Stimmt es, dass Ihre Ursprungsidee eigentlich war, einen prächtigen Fotoband mit Bildern erfolgreicher junger Schwarzer in Europa zu machen?

Ja, ich war eine Art Mode-Opfer: So wie in der Werbung und in Hipster-Magazinen wollte ich ein superstilisiertes und irgendwie einheitliches Bild davon schaffen, was es bedeutet, schwarz und europäisch zu sein. Der Begriff „afropäisch“ stammt ja ursprünglich aus der Musik- und Modeszene. Marie Daulne von Zap Mamahat ihn zusammen mit ihrem Produzenten David Byrne geprägt. Ich habe ihn auf den schwarzen Alltag ausgeweitet.
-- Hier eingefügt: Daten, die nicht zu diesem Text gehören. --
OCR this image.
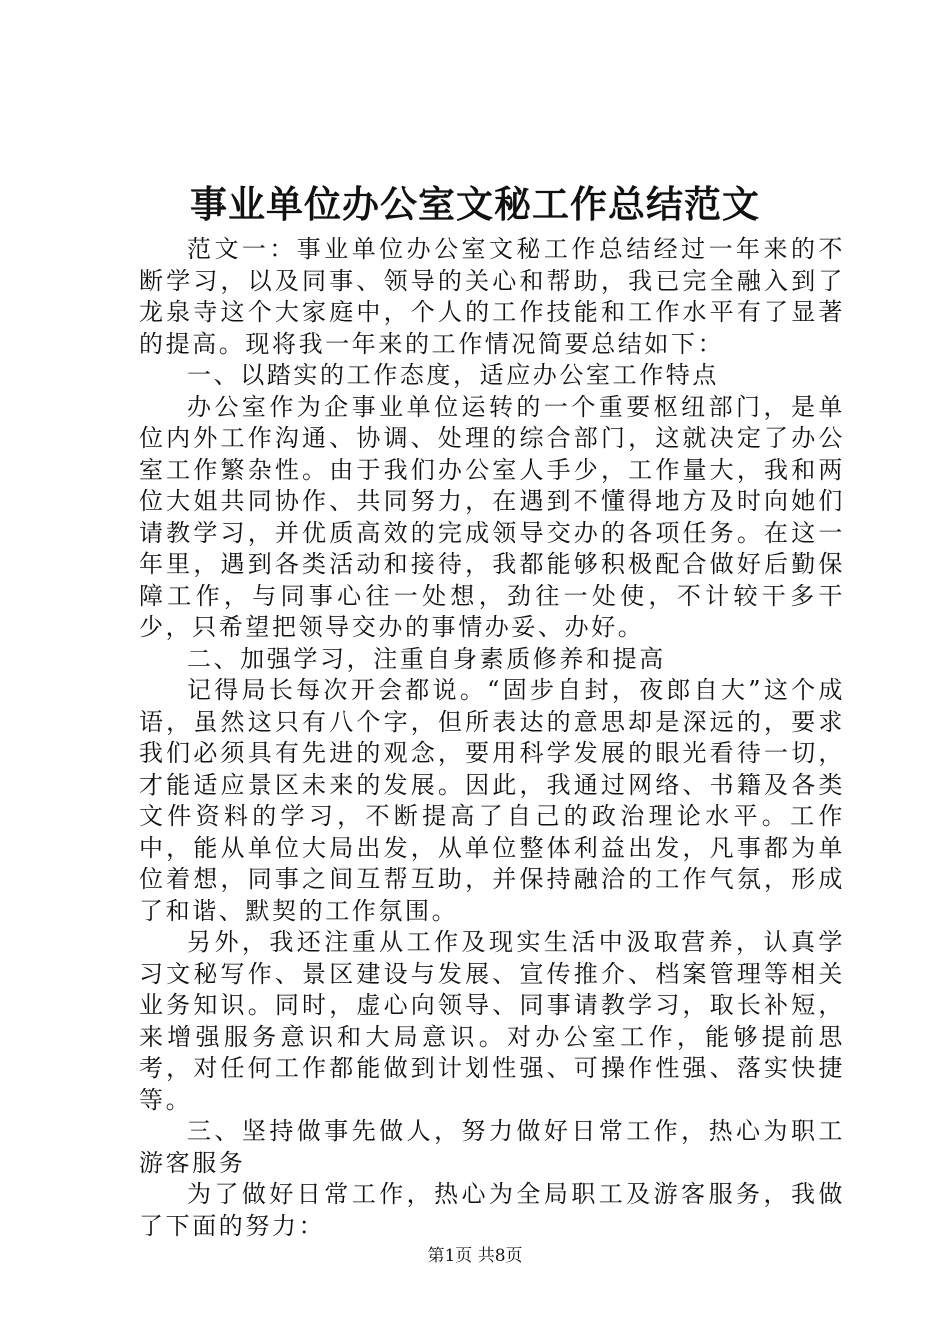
事业单位办公室文秘工作总结范文

范文一：事业单位办公室文秘工作总结经过一年来的不断学习，以及同事、领导的关心和帮助，我已完全融入到了龙泉寺这个大家庭中，个人的工作技能和工作水平有了显著的提高。现将我一年来的工作情况简要总结如下：

一、以踏实的工作态度，适应办公室工作特点

办公室作为企事业单位运转的一个重要枢纽部门，是单位内外工作沟通、协调、处理的综合部门，这就决定了办公室工作繁杂性。由于我们办公室人手少，工作量大，我和两位大姐共同协作、共同努力，在遇到不懂得地方及时向她们请教学习，并优质高效的完成领导交办的各项任务。在这一年里，遇到各类活动和接待，我都能够积极配合做好后勤保障工作，与同事心往一处想，劲往一处使，不计较干多干少，只希望把领导交办的事情办妥、办好。

二、加强学习，注重自身素质修养和提高

记得局长每次开会都说。“固步自封，夜郎自大”这个成语，虽然这只有八个字，但所表达的意思却是深远的，要求我们必须具有先进的观念，要用科学发展的眼光看待一切，才能适应景区未来的发展。因此，我通过网络、书籍及各类文件资料的学习，不断提高了自己的政治理论水平。工作中，能从单位大局出发，从单位整体利益出发，凡事都为单位着想，同事之间互帮互助，并保持融洽的工作气氛，形成了和谐、默契的工作氛围。

另外，我还注重从工作及现实生活中汲取营养，认真学习文秘写作、景区建设与发展、宣传推介、档案管理等相关业务知识。同时，虚心向领导、同事请教学习，取长补短，来增强服务意识和大局意识。对办公室工作，能够提前思考，对任何工作都能做到计划性强、可操作性强、落实快捷等。

三、坚持做事先做人，努力做好日常工作，热心为职工游客服务

为了做好日常工作，热心为全局职工及游客服务，我做了下面的努力：

第1页 共8页
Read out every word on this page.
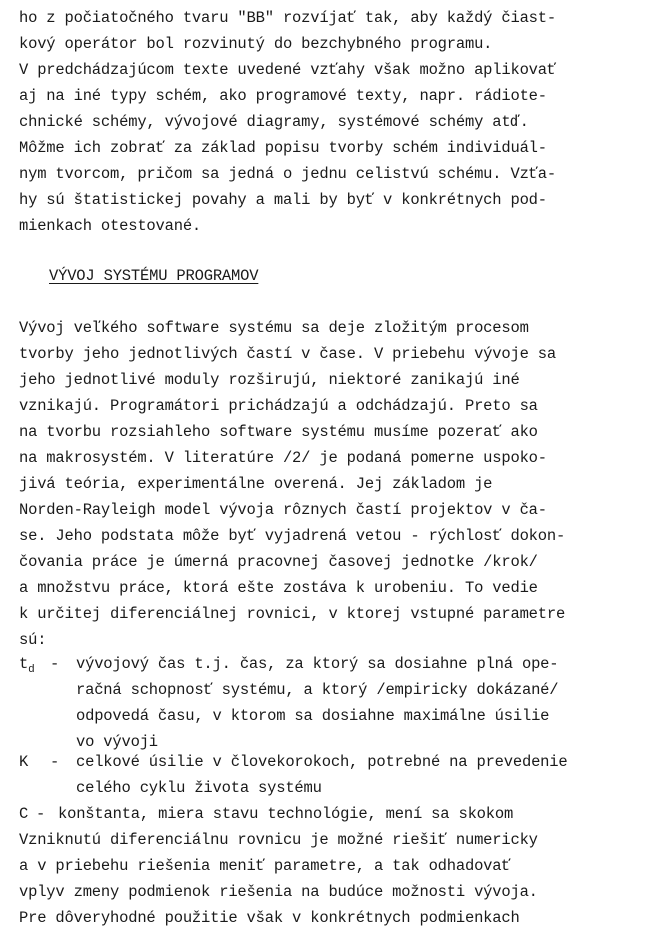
ho z počiatočného tvaru "BB" rozvíjať tak, aby každý čiast-
kový operátor bol rozvinutý do bezchybného programu.
V predchádzajúcom texte uvedené vzťahy však možno aplikovať
aj na iné typy schém, ako programové texty, napr. rádiote-
chnické schémy, vývojové diagramy, systémové schémy atď.
Môžme ich zobrať za základ popisu tvorby schém individuál-
nym tvorcom, pričom sa jedná o jednu celistvú schému. Vzťa-
hy sú štatistickej povahy a mali by byť v konkrétnych pod-
mienkach otestované.
VÝVOJ SYSTÉMU PROGRAMOV
Vývoj veľkého software systému sa deje zložitým procesom
tvorby jeho jednotlivých častí v čase. V priebehu vývoje sa
jeho jednotlivé moduly rozširujú, niektoré zanikajú iné
vznikajú. Programátori prichádzajú a odchádzajú. Preto sa
na tvorbu rozsiahleho software systému musíme pozerať ako
na makrosystém. V literatúre /2/ je podaná pomerne uspoko-
jivá teória, experimentálne overená. Jej základom je
Norden-Rayleigh model vývoja rôznych častí projektov v ča-
se. Jeho podstata môže byť vyjadrená vetou - rýchlosť dokon-
čovania práce je úmerná pracovnej časovej jednotke /krok/
a množstvu práce, ktorá ešte zostáva k urobeniu. To vedie
k určitej diferenciálnej rovnici, v ktorej vstupné parametre
sú:
$t_d$ - vývojový čas t.j. čas, za ktorý sa dosiahne plná ope-
račná schopnosť systému, a ktorý /empiricky dokázané/
odpovedá času, v ktorom sa dosiahne maximálne úsilie
vo vývoji
K - celkové úsilie v človekorokoch, potrebné na prevedenie
celého cyklu života systému
C - konštanta, miera stavu technológie, mení sa skokom
Vzniknutú diferenciálnu rovnicu je možné riešiť numericky
a v priebehu riešenia meniť parametre, a tak odhadovať
vplyv zmeny podmienok riešenia na budúce možnosti vývoja.
Pre dôveryhodné použitie však v konkrétnych podmienkach
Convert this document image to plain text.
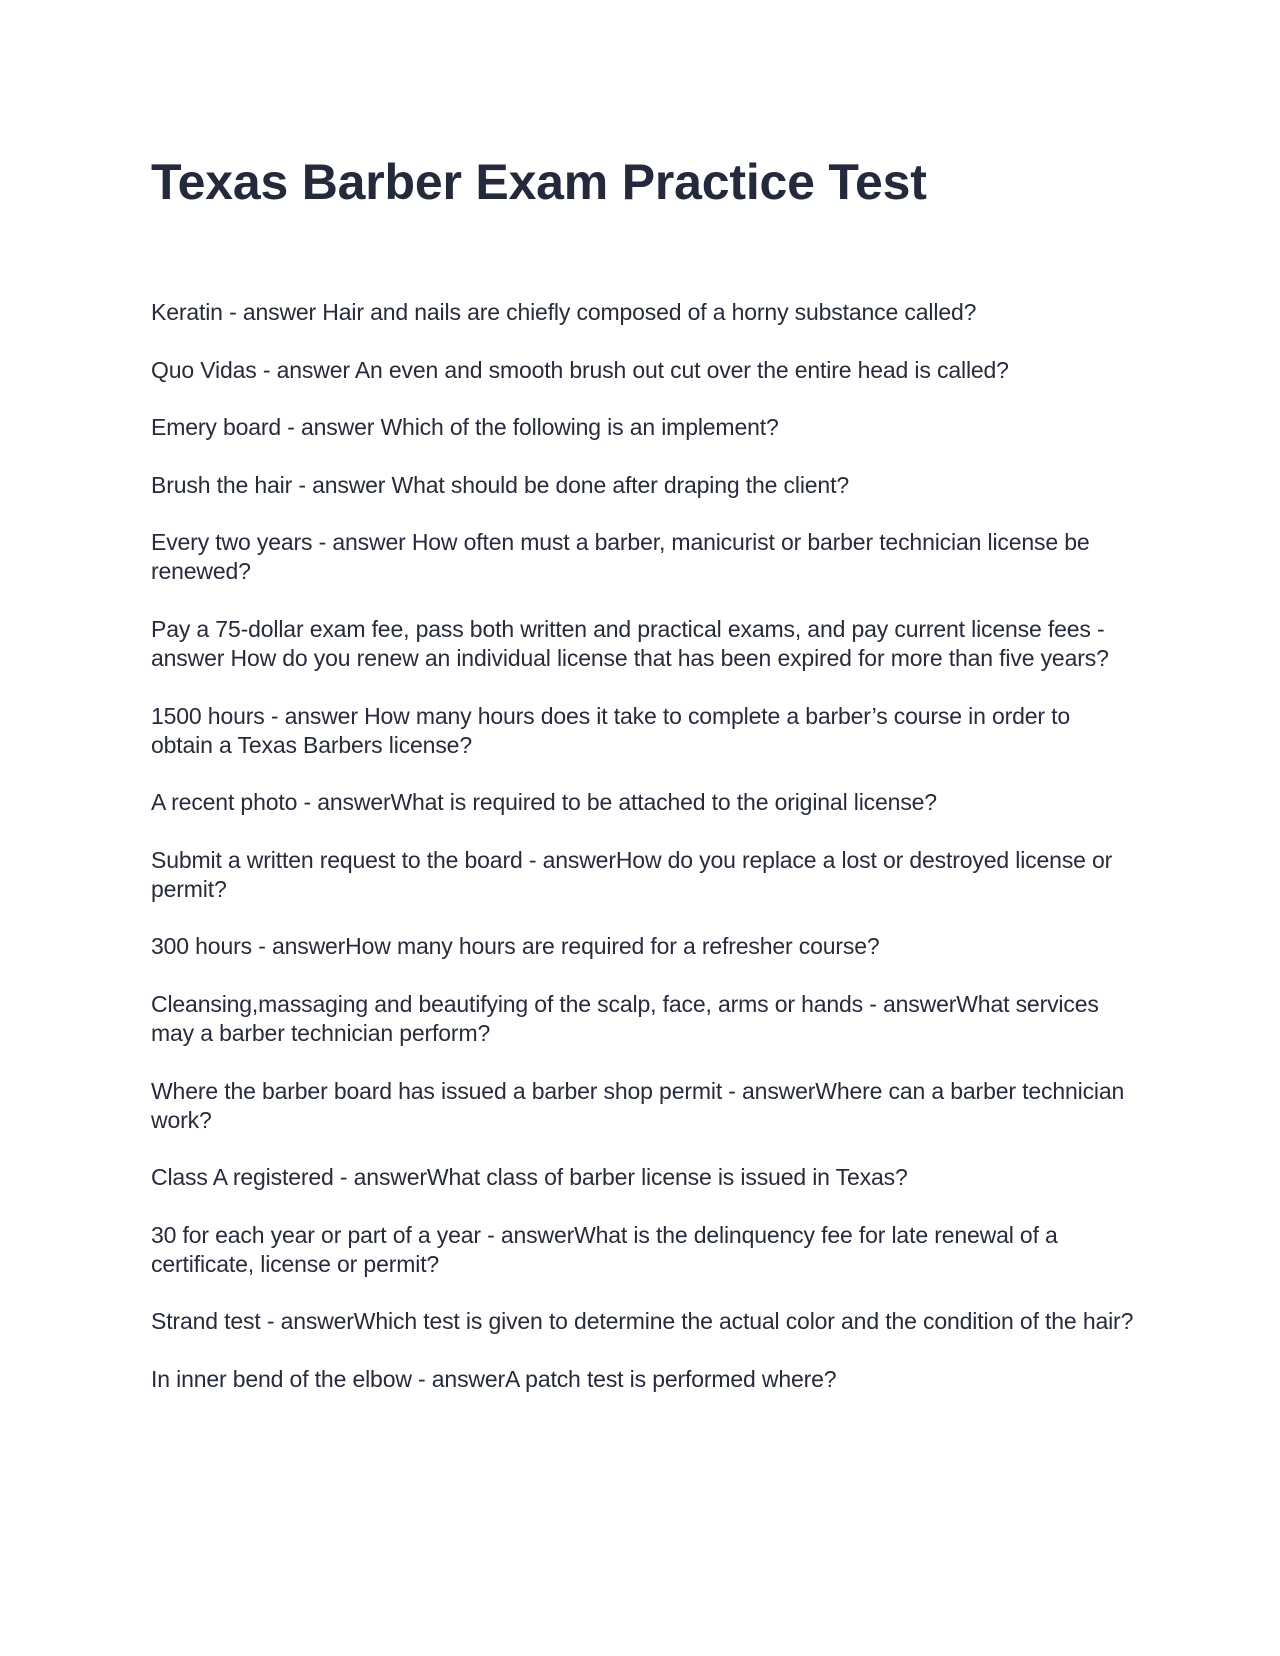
Texas Barber Exam Practice Test

Keratin - answer Hair and nails are chiefly composed of a horny substance called?

Quo Vidas - answer An even and smooth brush out cut over the entire head is called?

Emery board - answer Which of the following is an implement?

Brush the hair - answer What should be done after draping the client?

Every two years - answer How often must a barber, manicurist or barber technician license be renewed?

Pay a 75-dollar exam fee, pass both written and practical exams, and pay current license fees - answer How do you renew an individual license that has been expired for more than five years?

1500 hours - answer How many hours does it take to complete a barber’s course in order to obtain a Texas Barbers license?

A recent photo - answerWhat is required to be attached to the original license?

Submit a written request to the board - answerHow do you replace a lost or destroyed license or permit?

300 hours - answerHow many hours are required for a refresher course?

Cleansing,massaging and beautifying of the scalp, face, arms or hands - answerWhat services may a barber technician perform?

Where the barber board has issued a barber shop permit - answerWhere can a barber technician work?

Class A registered - answerWhat class of barber license is issued in Texas?

30 for each year or part of a year - answerWhat is the delinquency fee for late renewal of a certificate, license or permit?

Strand test - answerWhich test is given to determine the actual color and the condition of the hair?

In inner bend of the elbow - answerA patch test is performed where?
Was hat Sie zum Umdenken gebracht?

Ich komme selbst aus einem Arbeiterviertel in Sheffield. Auf meinen Reisen durch Europa traf ich Wachleute mit nigerianischem Hintergrund, Putzmänner mit senegalesischem Hintergrund, Türsteher mit ghanaischem Erbe – auch diese Leute sind Afropäer.

Sie sprechen mit James Baldwin vom „Gewicht der Repräsentation“. Belastet Sie das Gefühl, eine bestimmte schwarze Erfahrung repräsentieren zu müssen?

Ich habe immer mehrere Identitäten ausgefüllt, eine davon war etwa, durch mein Verhalten all die Vorurteile der Rechten zu entkräften. Aber jetzt bin ich von meiner persönlichen Geschichte zu Universalerem gelangt, ich möchte etwas zum Wissensstand meiner Gemeinschaft und zum Wissen Europas beitragen. Ich konnte bisher kein Buch zur schwarzen europäischen Geschichte finden – deshalb musste ich selbst diese Lücke füllen.

Sie sind als schwarzer Jugendlicher in einer englischen Arbeiterstadt aufgewachsen, die der Niedergang der Schwerindustrie Ende des 20. Jahrhunderts schwer traf. Wann wurde Ihre Hautfarbe zum Thema für Sie?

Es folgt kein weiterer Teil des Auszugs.